One of the reactions of the talking heads to the Tucson tragedy is a lot of chatter about how perhaps members of Congress won’t be able to meet and greet anymore. Rather conveniently, another Arizona congressman now announces that he cancelled his town hall meeting, an act for which he was criticized, because of threats. Why didn’t he say so at the time?    


But should our representatives be more sequestered from us? Well, there are some events that, terrible though they are, are just isolated and freakish occurences. As Steve Hayes observes in the Weekly Standard “sometimes a tragedy is just a tragedy.” Elaborate preparations to stave off a recurrence of such a one-in-a-lifetime event, beyond taking ordinary precautious, are silly. But here is why the talking heads don’t see it that way: they regard what happened in Tucson not as an isolated and freakish development but as a symptom of something deeply wrong in the body politic. Because these events are seen as stemming from something inherently flawed in our public debate, they are also viewed as something that is likely to happen again.


Or maybe I am being too kind. Less kind view: The people who are saying that the shootings are the result of the tenor of political debate, lax gun laws, Sarah Palin–take your pick–are really just trying to shut down debate. National Review’s Jay Nordlinger writes that the attempt to capitalize on tragedy in this way is something we see again and again:    



McVeigh and his helpers blew up the Oklahoma City building, killing more than 150. President Clinton strongly suggested that Rush Limbaugh and conservative talk radio were responsible. Do you remember his repulsive address at Michigan State University?



An extremist killed Yitzhak Rabin.
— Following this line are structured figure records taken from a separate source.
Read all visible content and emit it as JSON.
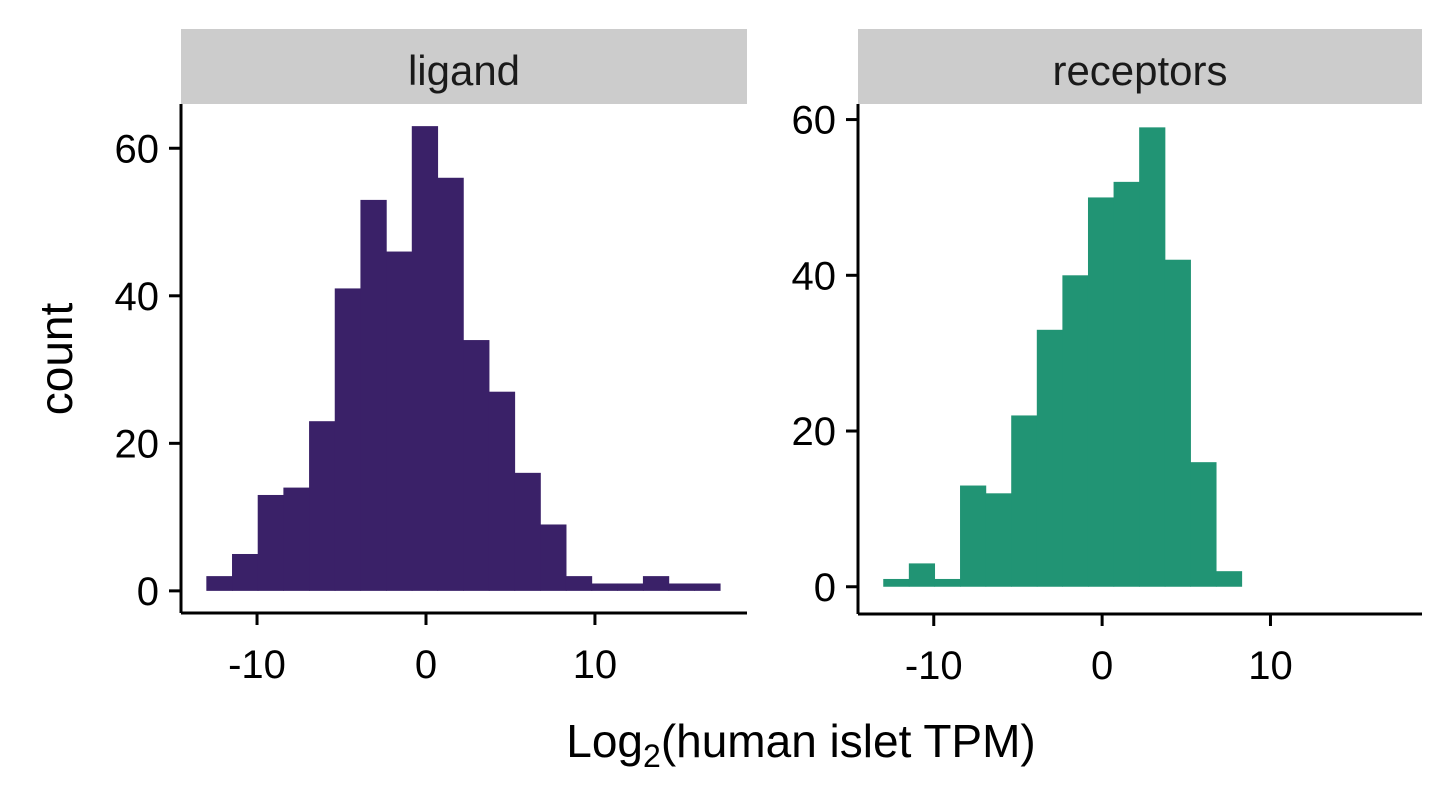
{
  "chart_data": {
    "type": "bar",
    "subtype": "faceted-histogram",
    "xlabel_parts": {
      "main": "Log",
      "subscript": "2",
      "rest": "(human islet TPM)"
    },
    "ylabel": "count",
    "xlim": [
      -14.5,
      19
    ],
    "x_ticks": [
      -10,
      0,
      10
    ],
    "x_tick_labels": [
      "-10",
      "0",
      "10"
    ],
    "grid": false,
    "legend": "none",
    "bin_width": 1.52,
    "facets": [
      {
        "label": "ligand",
        "color": "#3a2168",
        "ylim": [
          -3,
          66
        ],
        "y_ticks": [
          0,
          20,
          40,
          60
        ],
        "y_tick_labels": [
          "0",
          "20",
          "40",
          "60"
        ],
        "bins": [
          {
            "x0": -13.0,
            "x1": -11.48,
            "count": 2
          },
          {
            "x0": -11.48,
            "x1": -9.96,
            "count": 5
          },
          {
            "x0": -9.96,
            "x1": -8.44,
            "count": 13
          },
          {
            "x0": -8.44,
            "x1": -6.92,
            "count": 14
          },
          {
            "x0": -6.92,
            "x1": -5.4,
            "count": 23
          },
          {
            "x0": -5.4,
            "x1": -3.88,
            "count": 41
          },
          {
            "x0": -3.88,
            "x1": -2.36,
            "count": 53
          },
          {
            "x0": -2.36,
            "x1": -0.84,
            "count": 46
          },
          {
            "x0": -0.84,
            "x1": 0.68,
            "count": 63
          },
          {
            "x0": 0.68,
            "x1": 2.2,
            "count": 56
          },
          {
            "x0": 2.2,
            "x1": 3.72,
            "count": 34
          },
          {
            "x0": 3.72,
            "x1": 5.24,
            "count": 27
          },
          {
            "x0": 5.24,
            "x1": 6.76,
            "count": 16
          },
          {
            "x0": 6.76,
            "x1": 8.28,
            "count": 9
          },
          {
            "x0": 8.28,
            "x1": 9.8,
            "count": 2
          },
          {
            "x0": 9.8,
            "x1": 11.32,
            "count": 1
          },
          {
            "x0": 11.32,
            "x1": 12.84,
            "count": 1
          },
          {
            "x0": 12.84,
            "x1": 14.36,
            "count": 2
          },
          {
            "x0": 14.36,
            "x1": 15.88,
            "count": 1
          },
          {
            "x0": 15.88,
            "x1": 17.4,
            "count": 1
          }
        ]
      },
      {
        "label": "receptors",
        "color": "#219474",
        "ylim": [
          -3.5,
          62
        ],
        "y_ticks": [
          0,
          20,
          40,
          60
        ],
        "y_tick_labels": [
          "0",
          "20",
          "40",
          "60"
        ],
        "bins": [
          {
            "x0": -13.0,
            "x1": -11.48,
            "count": 1
          },
          {
            "x0": -11.48,
            "x1": -9.96,
            "count": 3
          },
          {
            "x0": -9.96,
            "x1": -8.44,
            "count": 1
          },
          {
            "x0": -8.44,
            "x1": -6.92,
            "count": 13
          },
          {
            "x0": -6.92,
            "x1": -5.4,
            "count": 12
          },
          {
            "x0": -5.4,
            "x1": -3.88,
            "count": 22
          },
          {
            "x0": -3.88,
            "x1": -2.36,
            "count": 33
          },
          {
            "x0": -2.36,
            "x1": -0.84,
            "count": 40
          },
          {
            "x0": -0.84,
            "x1": 0.68,
            "count": 50
          },
          {
            "x0": 0.68,
            "x1": 2.2,
            "count": 52
          },
          {
            "x0": 2.2,
            "x1": 3.72,
            "count": 59
          },
          {
            "x0": 3.72,
            "x1": 5.24,
            "count": 42
          },
          {
            "x0": 5.24,
            "x1": 6.76,
            "count": 16
          },
          {
            "x0": 6.76,
            "x1": 8.28,
            "count": 2
          }
        ]
      }
    ]
  }
}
People delighted in saying that this was all the fault of Likud, all the fault of conservatives, who had created the “atmosphere.” That was the big buzzword: “atmosphere,” alternatively “environment” or “climate.”…



When Hurricane Katrina bore down on New Orleans with deadly force, many liberals pinned the blame on Ronald Reagan and George W. Bush….
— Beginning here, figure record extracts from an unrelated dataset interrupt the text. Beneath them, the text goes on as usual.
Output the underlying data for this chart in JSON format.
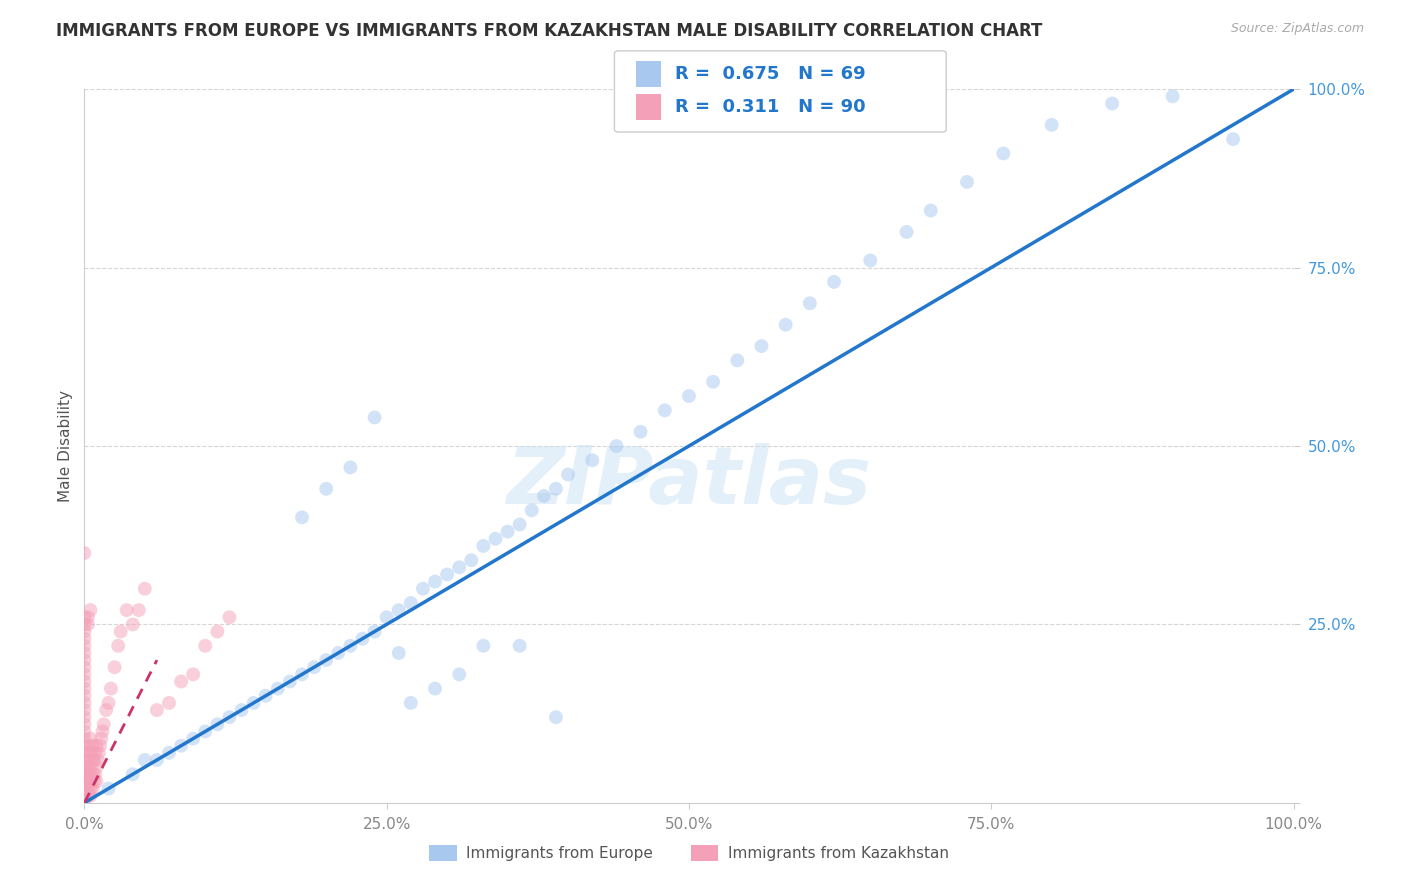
{
  "title": "IMMIGRANTS FROM EUROPE VS IMMIGRANTS FROM KAZAKHSTAN MALE DISABILITY CORRELATION CHART",
  "source": "Source: ZipAtlas.com",
  "ylabel": "Male Disability",
  "watermark": "ZIPatlas",
  "legend_blue_R": "0.675",
  "legend_blue_N": "69",
  "legend_pink_R": "0.311",
  "legend_pink_N": "90",
  "legend_label_blue": "Immigrants from Europe",
  "legend_label_pink": "Immigrants from Kazakhstan",
  "blue_color": "#a8c8f0",
  "pink_color": "#f4a0b8",
  "blue_line_color": "#2277cc",
  "pink_line_color": "#cc3366",
  "blue_scatter_x": [
    0.02,
    0.04,
    0.05,
    0.06,
    0.07,
    0.08,
    0.09,
    0.1,
    0.11,
    0.12,
    0.13,
    0.14,
    0.15,
    0.16,
    0.17,
    0.18,
    0.19,
    0.2,
    0.21,
    0.22,
    0.23,
    0.24,
    0.25,
    0.26,
    0.27,
    0.28,
    0.29,
    0.3,
    0.31,
    0.32,
    0.33,
    0.34,
    0.35,
    0.36,
    0.37,
    0.38,
    0.39,
    0.4,
    0.42,
    0.44,
    0.46,
    0.48,
    0.5,
    0.52,
    0.54,
    0.56,
    0.58,
    0.6,
    0.62,
    0.65,
    0.68,
    0.7,
    0.73,
    0.76,
    0.8,
    0.85,
    0.9,
    0.95,
    0.27,
    0.29,
    0.31,
    0.33,
    0.36,
    0.39,
    0.18,
    0.2,
    0.22,
    0.24,
    0.26
  ],
  "blue_scatter_y": [
    0.02,
    0.04,
    0.06,
    0.06,
    0.07,
    0.08,
    0.09,
    0.1,
    0.11,
    0.12,
    0.13,
    0.14,
    0.15,
    0.16,
    0.17,
    0.18,
    0.19,
    0.2,
    0.21,
    0.22,
    0.23,
    0.24,
    0.26,
    0.27,
    0.28,
    0.3,
    0.31,
    0.32,
    0.33,
    0.34,
    0.36,
    0.37,
    0.38,
    0.39,
    0.41,
    0.43,
    0.44,
    0.46,
    0.48,
    0.5,
    0.52,
    0.55,
    0.57,
    0.59,
    0.62,
    0.64,
    0.67,
    0.7,
    0.73,
    0.76,
    0.8,
    0.83,
    0.87,
    0.91,
    0.95,
    0.98,
    0.99,
    0.93,
    0.14,
    0.16,
    0.18,
    0.22,
    0.22,
    0.12,
    0.4,
    0.44,
    0.47,
    0.54,
    0.21
  ],
  "pink_scatter_x": [
    0.0,
    0.0,
    0.0,
    0.0,
    0.0,
    0.0,
    0.0,
    0.0,
    0.0,
    0.0,
    0.0,
    0.0,
    0.0,
    0.0,
    0.0,
    0.0,
    0.0,
    0.0,
    0.0,
    0.0,
    0.0,
    0.003,
    0.003,
    0.003,
    0.003,
    0.003,
    0.003,
    0.003,
    0.003,
    0.005,
    0.005,
    0.005,
    0.005,
    0.005,
    0.005,
    0.005,
    0.007,
    0.007,
    0.007,
    0.007,
    0.008,
    0.008,
    0.009,
    0.009,
    0.01,
    0.01,
    0.01,
    0.011,
    0.012,
    0.013,
    0.014,
    0.015,
    0.016,
    0.018,
    0.02,
    0.022,
    0.025,
    0.028,
    0.03,
    0.035,
    0.04,
    0.045,
    0.05,
    0.06,
    0.07,
    0.08,
    0.09,
    0.1,
    0.11,
    0.12,
    0.0,
    0.0,
    0.0,
    0.0,
    0.0,
    0.0,
    0.0,
    0.0,
    0.0,
    0.0,
    0.0,
    0.0,
    0.0,
    0.0,
    0.0,
    0.0,
    0.0,
    0.003,
    0.003,
    0.005
  ],
  "pink_scatter_y": [
    0.0,
    0.01,
    0.01,
    0.01,
    0.01,
    0.02,
    0.02,
    0.02,
    0.02,
    0.03,
    0.03,
    0.03,
    0.04,
    0.04,
    0.05,
    0.05,
    0.06,
    0.07,
    0.08,
    0.09,
    0.35,
    0.01,
    0.02,
    0.03,
    0.04,
    0.05,
    0.06,
    0.07,
    0.08,
    0.01,
    0.02,
    0.03,
    0.04,
    0.05,
    0.07,
    0.09,
    0.02,
    0.04,
    0.06,
    0.08,
    0.03,
    0.06,
    0.04,
    0.07,
    0.03,
    0.05,
    0.08,
    0.06,
    0.07,
    0.08,
    0.09,
    0.1,
    0.11,
    0.13,
    0.14,
    0.16,
    0.19,
    0.22,
    0.24,
    0.27,
    0.25,
    0.27,
    0.3,
    0.13,
    0.14,
    0.17,
    0.18,
    0.22,
    0.24,
    0.26,
    0.1,
    0.11,
    0.12,
    0.13,
    0.14,
    0.15,
    0.16,
    0.17,
    0.18,
    0.19,
    0.2,
    0.21,
    0.22,
    0.23,
    0.24,
    0.25,
    0.26,
    0.25,
    0.26,
    0.27
  ],
  "blue_line_x": [
    0.0,
    1.0
  ],
  "blue_line_y": [
    0.0,
    1.0
  ],
  "pink_line_x_start": 0.0,
  "pink_line_x_end": 0.06,
  "xlim": [
    0.0,
    1.0
  ],
  "ylim": [
    0.0,
    1.0
  ],
  "xticks": [
    0.0,
    0.25,
    0.5,
    0.75,
    1.0
  ],
  "xticklabels": [
    "0.0%",
    "25.0%",
    "50.0%",
    "75.0%",
    "100.0%"
  ],
  "yticks": [
    0.0,
    0.25,
    0.5,
    0.75,
    1.0
  ],
  "yticklabels": [
    "0.0%",
    "25.0%",
    "50.0%",
    "75.0%",
    "100.0%"
  ],
  "grid_color": "#cccccc",
  "background_color": "#ffffff",
  "marker_size": 100,
  "marker_alpha": 0.5,
  "title_fontsize": 12,
  "axis_label_fontsize": 11,
  "tick_fontsize": 11,
  "tick_color_y": "#4499dd",
  "tick_color_x": "#888888"
}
It is always the right that is to blame, of course. The genteel folks on the other side call us murderers in the name of calming the waters! But as the U.K. journalist James Delingpole notes today, we Americans began our tradition of vociferous debate early on-it’s part of our DNA. Delingpole also sees in the blame game as nothing less than a contemptible ruse to silence one’s opponents: 



It’s in this context that we need to examine – or rather dismiss with proper contempt – the attempts by the American left (and, come to that, the European left) to co-opt the senseless, deranged killing of a 9-year old girl and five others in Arizona into its ongoing campaign to silence its political opponents.


I don’t know about you, but I wouldn’t vote for anybody who felt the need to hide from the public.